Los factores de peligro

  • Se construirán plataformas y se abrirán vía de acceso.
  • Habrá más presión sobre los recursos naturales de los que se proveen los pueblos en aislamiento.
  • La presencia humana extraña en zonas por donde transitan los tagaeri y tagaeri generará conflictos, con potenciales ataques.
  • Se repetirán los escenarios que aumentan la situación de genocidio, ante el riesgo de matanzas como la del 2013 (más de 20 personas -mujeres y niños- del pueblo taromenane fueron masacradas).
Con bloques petroleros en la Zona de Amortiguamiento, la presión
será mayor sobre los pueblos en aislamie
nto. Fotos 2 y 3: José Proaño

Lo risible es que prohíbe actividades extractivas de productos forestales para vender y el otorgamiento de todo tipo de concesiones mineras. Igual con el Artículo 3 prohíbe en la zona de amortiguamiento nuevas obras de infraestructura como centrales hidroeléctricas, carreteras y centro de facilidades petroleras.

Enseguida, diversas voces de rechazo y protesta surgieron en torno al Decreto firmado por Moreno, el pasado 21 de mayo. Incluso la Confederación de Nacionalidades Indígenas del Ecuador (Conaie) anticipó que prepara una movilización.

Alberto Acosta, exministro de Energía y Minas, califica de indignante que se entregue “Territorio Yasuní para la explotación hidrocarburífera de los bloques 31 y 43 ITT sin la consulta previa a las comunidades indígenas Waorani, dueñas de este territorio”.

Proaño cree que si, al menos, se respetara el mandato ciudadano ya sería bastante. Pero lo recomendable es que más bien debería ampliarse las garantías desde el Estado y fortalecer las instituciones de protección. Además, de promover el diálogo y consulta previa con los pueblos waorani, que también serán seriamente afectados.
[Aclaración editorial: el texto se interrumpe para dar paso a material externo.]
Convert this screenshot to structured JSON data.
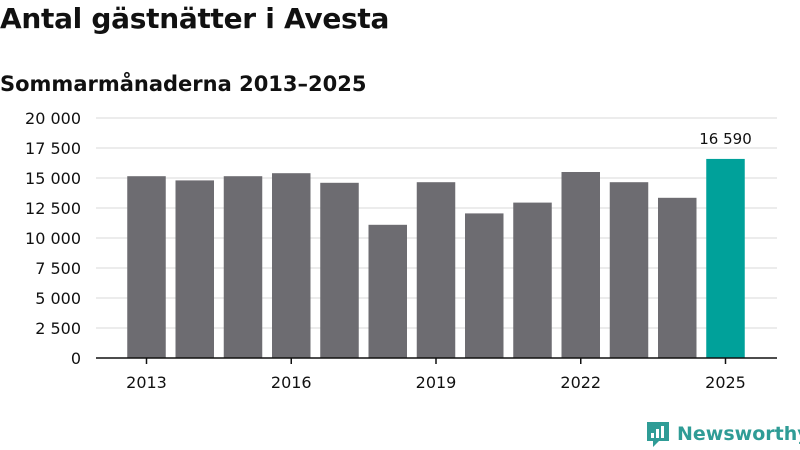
{
  "title": "Antal gästnätter i Avesta",
  "subtitle": "Sommarmånaderna 2013–2025",
  "brand": {
    "name": "Newsworthy",
    "icon": "newsworthy-logo-icon",
    "color": "#2f9c96"
  },
  "colors": {
    "bar": "#6d6c71",
    "highlight": "#00a19a",
    "grid": "#d9d9d9",
    "axis": "#111111"
  },
  "chart_data": {
    "type": "bar",
    "categories": [
      "2013",
      "2014",
      "2015",
      "2016",
      "2017",
      "2018",
      "2019",
      "2020",
      "2021",
      "2022",
      "2023",
      "2024",
      "2025"
    ],
    "values": [
      15150,
      14800,
      15150,
      15400,
      14600,
      11100,
      14650,
      12050,
      12950,
      15500,
      14650,
      13350,
      16590
    ],
    "highlight_index": 12,
    "data_labels": [
      {
        "index": 12,
        "text": "16 590"
      }
    ],
    "x_tick_labels": [
      "2013",
      "2016",
      "2019",
      "2022",
      "2025"
    ],
    "y_tick_labels": [
      "0",
      "2 500",
      "5 000",
      "7 500",
      "10 000",
      "12 500",
      "15 000",
      "17 500",
      "20 000"
    ],
    "ylim": [
      0,
      20000
    ],
    "grid": true,
    "legend": "none",
    "xlabel": "",
    "ylabel": ""
  }
}
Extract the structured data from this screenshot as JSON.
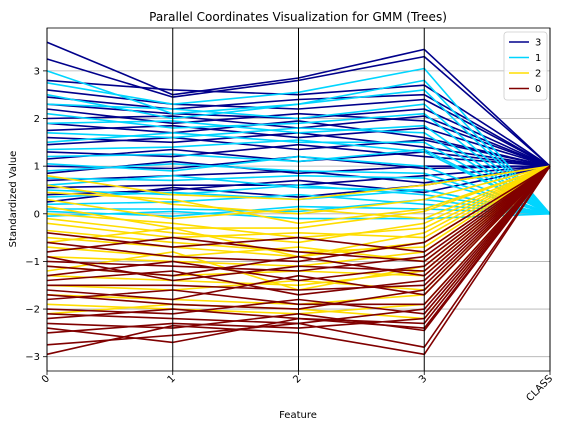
{
  "chart_data": {
    "type": "parallel_coordinates",
    "title": "Parallel Coordinates Visualization for GMM (Trees)",
    "xlabel": "Feature",
    "ylabel": "Standardized Value",
    "axes": [
      "0",
      "1",
      "2",
      "3",
      "CLASS"
    ],
    "ylim": [
      -3.3,
      3.9
    ],
    "yticks": [
      -3,
      -2,
      -1,
      0,
      1,
      2,
      3
    ],
    "ytick_labels": [
      "−3",
      "−2",
      "−1",
      "0",
      "1",
      "2",
      "3"
    ],
    "grid": true,
    "legend_position": "top-right",
    "series": [
      {
        "name": "3",
        "color": "#00008b",
        "class_value": 1.0,
        "lines": [
          [
            3.6,
            2.5,
            2.85,
            3.45
          ],
          [
            3.25,
            2.45,
            2.8,
            3.3
          ],
          [
            2.8,
            2.6,
            2.5,
            2.7
          ],
          [
            2.6,
            2.3,
            2.2,
            2.4
          ],
          [
            2.45,
            2.2,
            2.4,
            2.5
          ],
          [
            2.3,
            2.1,
            2.0,
            2.2
          ],
          [
            2.2,
            1.9,
            2.1,
            1.95
          ],
          [
            2.0,
            2.05,
            1.8,
            2.05
          ],
          [
            1.9,
            1.7,
            1.95,
            1.6
          ],
          [
            1.75,
            1.85,
            1.6,
            1.8
          ],
          [
            1.6,
            1.5,
            1.7,
            1.4
          ],
          [
            1.45,
            1.6,
            1.35,
            1.55
          ],
          [
            1.3,
            1.2,
            1.45,
            1.2
          ],
          [
            1.15,
            1.35,
            1.1,
            1.3
          ],
          [
            1.0,
            0.95,
            1.2,
            0.95
          ],
          [
            0.85,
            1.1,
            0.85,
            1.0
          ],
          [
            0.7,
            0.8,
            0.9,
            0.65
          ],
          [
            0.55,
            0.6,
            0.6,
            0.8
          ],
          [
            0.4,
            0.5,
            0.7,
            0.45
          ],
          [
            0.25,
            0.55,
            0.35,
            0.6
          ]
        ]
      },
      {
        "name": "1",
        "color": "#00d5ff",
        "class_value": 0.0,
        "lines": [
          [
            3.0,
            2.1,
            2.3,
            2.8
          ],
          [
            2.75,
            2.3,
            2.55,
            3.05
          ],
          [
            2.5,
            2.0,
            2.3,
            2.6
          ],
          [
            2.3,
            2.2,
            2.0,
            2.3
          ],
          [
            2.1,
            1.8,
            1.9,
            2.1
          ],
          [
            1.9,
            1.95,
            1.7,
            1.85
          ],
          [
            1.7,
            1.6,
            1.8,
            1.7
          ],
          [
            1.5,
            1.7,
            1.5,
            1.5
          ],
          [
            1.35,
            1.4,
            1.55,
            1.3
          ],
          [
            1.2,
            1.25,
            1.1,
            1.35
          ],
          [
            1.05,
            0.9,
            1.2,
            1.0
          ],
          [
            0.9,
            1.05,
            0.9,
            0.85
          ],
          [
            0.75,
            0.7,
            0.8,
            0.75
          ],
          [
            0.6,
            0.8,
            0.55,
            0.5
          ],
          [
            0.5,
            0.4,
            0.6,
            0.4
          ],
          [
            0.35,
            0.45,
            0.3,
            0.5
          ],
          [
            0.2,
            0.25,
            0.4,
            0.2
          ],
          [
            0.1,
            0.1,
            0.05,
            0.3
          ],
          [
            0.05,
            -0.05,
            0.15,
            0.1
          ],
          [
            -0.05,
            0.05,
            -0.1,
            -0.1
          ]
        ]
      },
      {
        "name": "2",
        "color": "#ffdd00",
        "class_value": 1.0,
        "lines": [
          [
            0.8,
            0.4,
            0.3,
            0.6
          ],
          [
            0.6,
            0.2,
            0.0,
            0.3
          ],
          [
            0.45,
            0.3,
            -0.2,
            0.1
          ],
          [
            0.3,
            -0.1,
            0.1,
            -0.1
          ],
          [
            0.15,
            -0.3,
            -0.3,
            0.05
          ],
          [
            0.0,
            -0.2,
            -0.5,
            -0.3
          ],
          [
            -0.2,
            -0.5,
            -0.4,
            -0.5
          ],
          [
            -0.35,
            -0.6,
            -0.8,
            -0.7
          ],
          [
            -0.5,
            -0.7,
            -0.9,
            -0.6
          ],
          [
            -0.7,
            -0.9,
            -0.7,
            -1.0
          ],
          [
            -0.9,
            -1.0,
            -1.1,
            -0.8
          ],
          [
            -1.1,
            -1.3,
            -1.2,
            -1.3
          ],
          [
            -1.3,
            -1.4,
            -1.5,
            -1.2
          ],
          [
            -1.5,
            -1.6,
            -1.4,
            -1.6
          ],
          [
            -1.7,
            -1.8,
            -1.9,
            -1.7
          ],
          [
            -1.9,
            -2.0,
            -2.1,
            -1.9
          ],
          [
            -2.1,
            -1.9,
            -2.0,
            -2.2
          ],
          [
            -0.1,
            -0.4,
            -0.6,
            -0.2
          ],
          [
            -0.6,
            -0.3,
            -0.9,
            -0.4
          ],
          [
            -1.2,
            -0.8,
            -1.6,
            -1.1
          ]
        ]
      },
      {
        "name": "0",
        "color": "#800000",
        "class_value": 1.0,
        "lines": [
          [
            -0.4,
            -0.7,
            -0.5,
            -0.8
          ],
          [
            -0.6,
            -0.9,
            -1.0,
            -0.6
          ],
          [
            -0.8,
            -0.5,
            -0.8,
            -1.0
          ],
          [
            -1.0,
            -1.1,
            -1.2,
            -0.9
          ],
          [
            -1.1,
            -1.3,
            -0.9,
            -1.3
          ],
          [
            -1.3,
            -1.0,
            -1.4,
            -1.1
          ],
          [
            -1.5,
            -1.5,
            -1.6,
            -1.5
          ],
          [
            -1.6,
            -1.8,
            -1.3,
            -1.7
          ],
          [
            -1.8,
            -1.6,
            -1.9,
            -1.9
          ],
          [
            -2.0,
            -2.1,
            -1.8,
            -2.1
          ],
          [
            -2.2,
            -2.0,
            -2.2,
            -2.3
          ],
          [
            -2.3,
            -2.4,
            -2.1,
            -2.45
          ],
          [
            -2.5,
            -2.3,
            -2.4,
            -2.2
          ],
          [
            -2.75,
            -2.55,
            -2.3,
            -2.8
          ],
          [
            -2.95,
            -2.35,
            -2.5,
            -2.95
          ],
          [
            -2.4,
            -2.7,
            -2.2,
            -2.4
          ],
          [
            -1.4,
            -1.2,
            -1.7,
            -1.4
          ],
          [
            -0.9,
            -1.4,
            -1.1,
            -1.2
          ],
          [
            -2.1,
            -2.2,
            -2.3,
            -2.0
          ],
          [
            -1.7,
            -1.9,
            -2.0,
            -1.6
          ]
        ]
      }
    ]
  }
}
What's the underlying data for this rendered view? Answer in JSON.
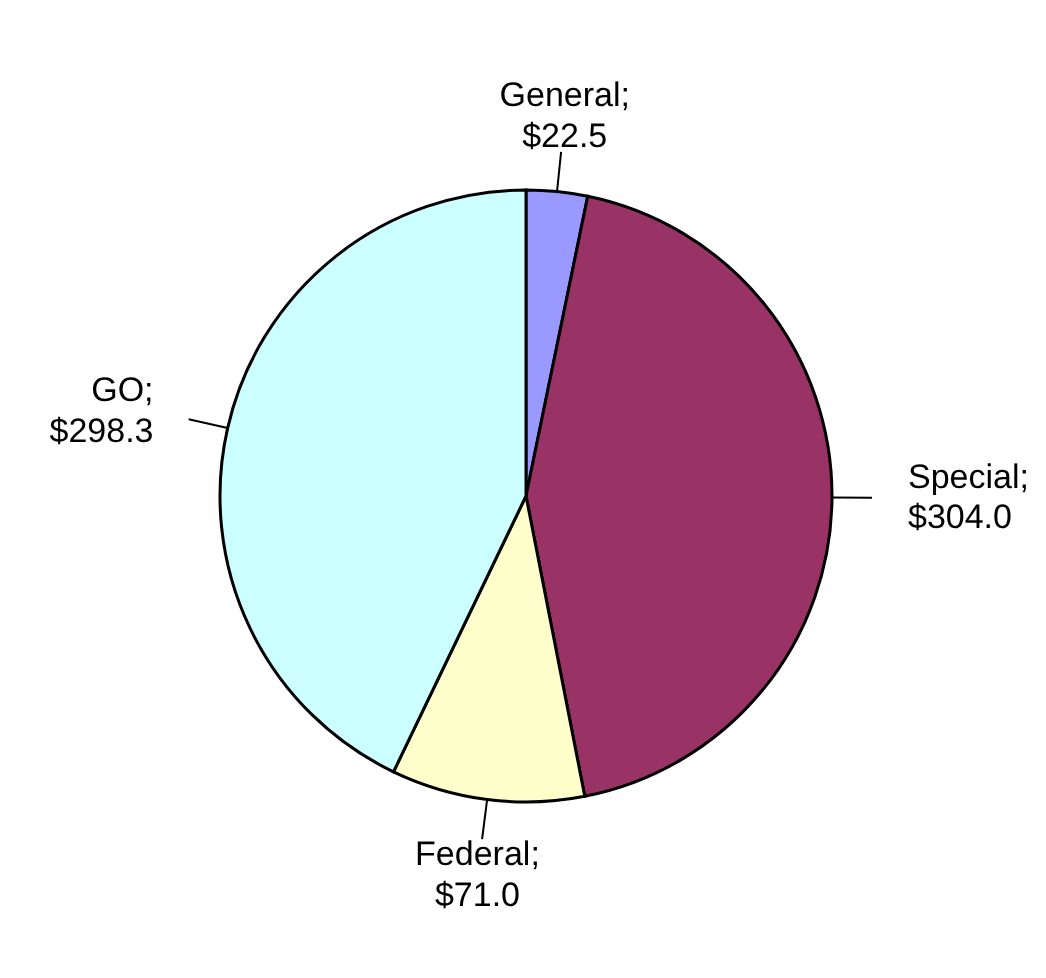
{
  "chart_data": {
    "type": "pie",
    "categories": [
      "General",
      "Special",
      "Federal",
      "GO"
    ],
    "values": [
      22.5,
      304.0,
      71.0,
      298.3
    ],
    "value_labels": [
      "; $22.5",
      "; $304.0",
      "; $71.0",
      "; $298.3"
    ],
    "colors": [
      "#9999ff",
      "#993366",
      "#ffffcc",
      "#ccffff"
    ],
    "legend": false
  }
}
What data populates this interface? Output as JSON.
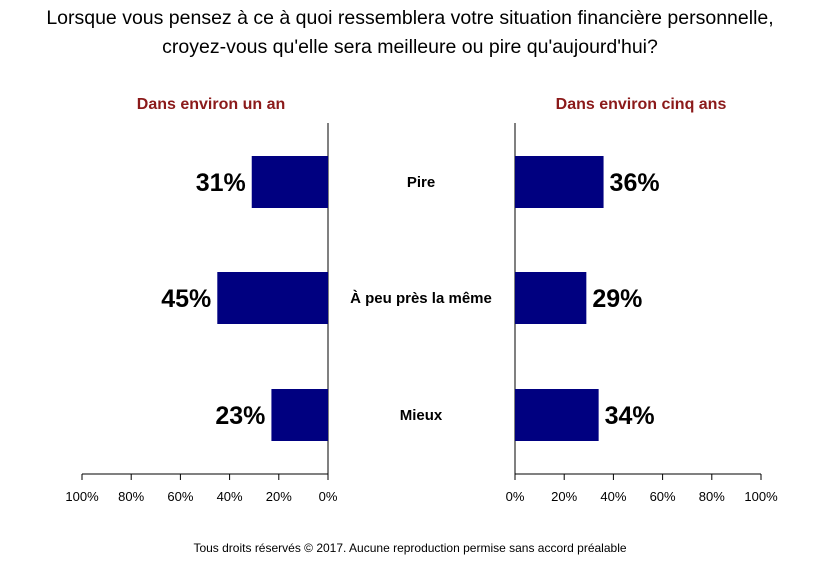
{
  "title_lines": [
    "Lorsque vous pensez à ce à quoi ressemblera votre situation financière personnelle,",
    "croyez-vous qu'elle sera meilleure ou pire qu'aujourd'hui?"
  ],
  "footer": "Tous droits réservés © 2017. Aucune reproduction  permise sans accord préalable",
  "colors": {
    "bar": "#000080",
    "panel_title": "#8b1a1a",
    "text": "#000000"
  },
  "chart_data": [
    {
      "type": "bar",
      "orientation": "horizontal",
      "direction": "leftward",
      "title": "Dans environ un an",
      "categories": [
        "Pire",
        "À peu près la même",
        "Mieux"
      ],
      "values": [
        31,
        45,
        23
      ],
      "value_labels": [
        "31%",
        "45%",
        "23%"
      ],
      "xlim": [
        0,
        100
      ],
      "tick_labels": [
        "100%",
        "80%",
        "60%",
        "40%",
        "20%",
        "0%"
      ],
      "grid": false
    },
    {
      "type": "bar",
      "orientation": "horizontal",
      "direction": "rightward",
      "title": "Dans environ cinq ans",
      "categories": [
        "Pire",
        "À peu près la même",
        "Mieux"
      ],
      "values": [
        36,
        29,
        34
      ],
      "value_labels": [
        "36%",
        "29%",
        "34%"
      ],
      "xlim": [
        0,
        100
      ],
      "tick_labels": [
        "0%",
        "20%",
        "40%",
        "60%",
        "80%",
        "100%"
      ],
      "grid": false
    }
  ]
}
Mas como está la situación -según Proaño- “hay más argumentos para insistir que la Comisión Interamericana de Derechos Humanos (CIDH) envíe el caso la Corte Interamericana de Derechos Humanos. No solo se están violando los derechos humanos de los pueblos en aislamiento, sino que el Estado irrespeta los territorios vedados”.

Incluso se va contra las medidas cautelares dictadas en el 2007 por la CIDH a favor de los tagaeri y taromenane. Estas prohiben el ingreso de terceros en sus territorios.

Tampoco se ha cumplido con la consulta previa a las comunidades directamente afectadas, como manda la Constitución de Ecuador, en su artículo 57, además de los instrumentos internacionales sobre Derechos Humanos.

El Parque Nacional Yasuní es el último refugio de los tagaeri y taromenane, pueblos en aislamiento de Ecuador.